I feel a sense of relief.  I’ve reached 34 weeks and I have a perfectly healthy baby in here.  I had an ultrasound – a biophysical profile – on Friday afternoon.  I can’t believe how lucky I am to visit with her so often.  I watched her curl and uncurl her hands, kick her feet, turn and move, practice breathing… it’s all quite miraculous.  She’s perfect.

After being told I’d have a minuscule chance of getting pregnant, I got pregnant.  I didn’t make this up in my head or blow out the facts, I sat across from more than one board certified fertility specialist who told me my best chance of conceiving a child was with ICSI.  Honestly, it doesn’t matter how I got pregnant, but there is this sense of miracle that I can’t deny.

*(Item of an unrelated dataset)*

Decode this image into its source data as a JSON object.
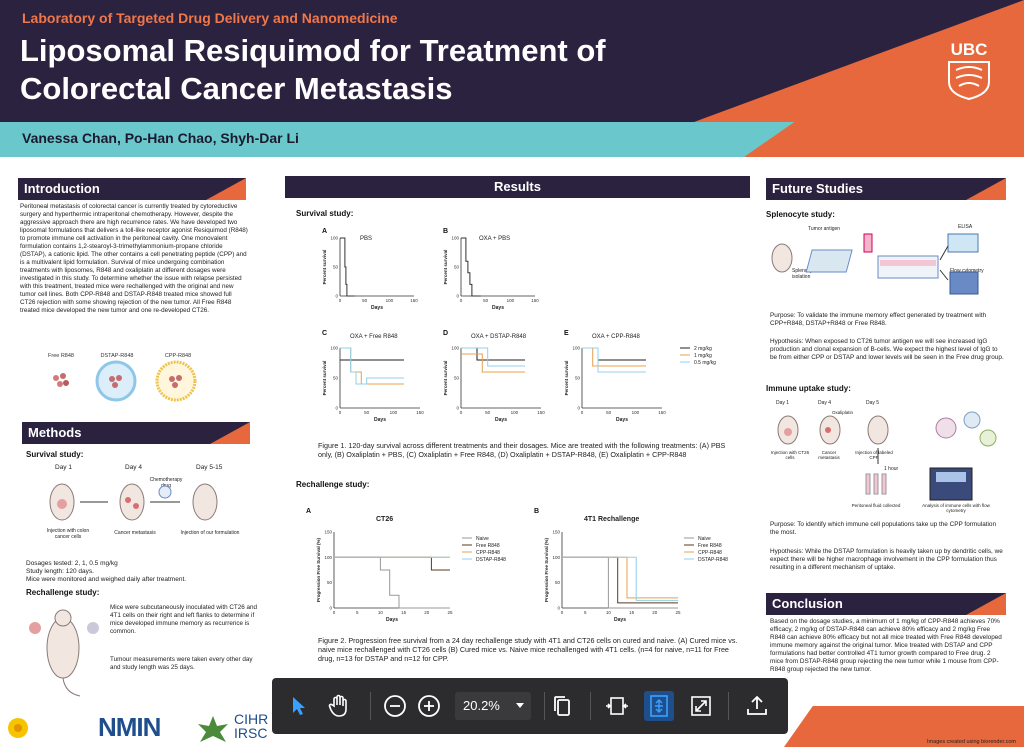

The miracle part continues when I think of how healthy I am.  I’m not talking abut my blood pressure, I’m talking about my brain.  It’s been six and a half months – 197 days – without medication.  I prepared for this intensely – as if I was training for a marathon.  I switched tried-and-true medication; I visited therapists; I journaled; I prayed.  I gave myself the gift of time, of years with no active symptoms.  Even so, I didn’t quite believe I could do it.  And now, I’m in the clear as far as this fetus is concerned.  I’ve done it; I am healthy.  My brain is healthy.

It’s quite a good feeling.  Healthy baby, healthy mom, healthy family.  I’m in Chicago this week, and when I return I’m in the green as far as delivery goes.  We could be welcoming C^3 at any point.  And once again, this shit just got real.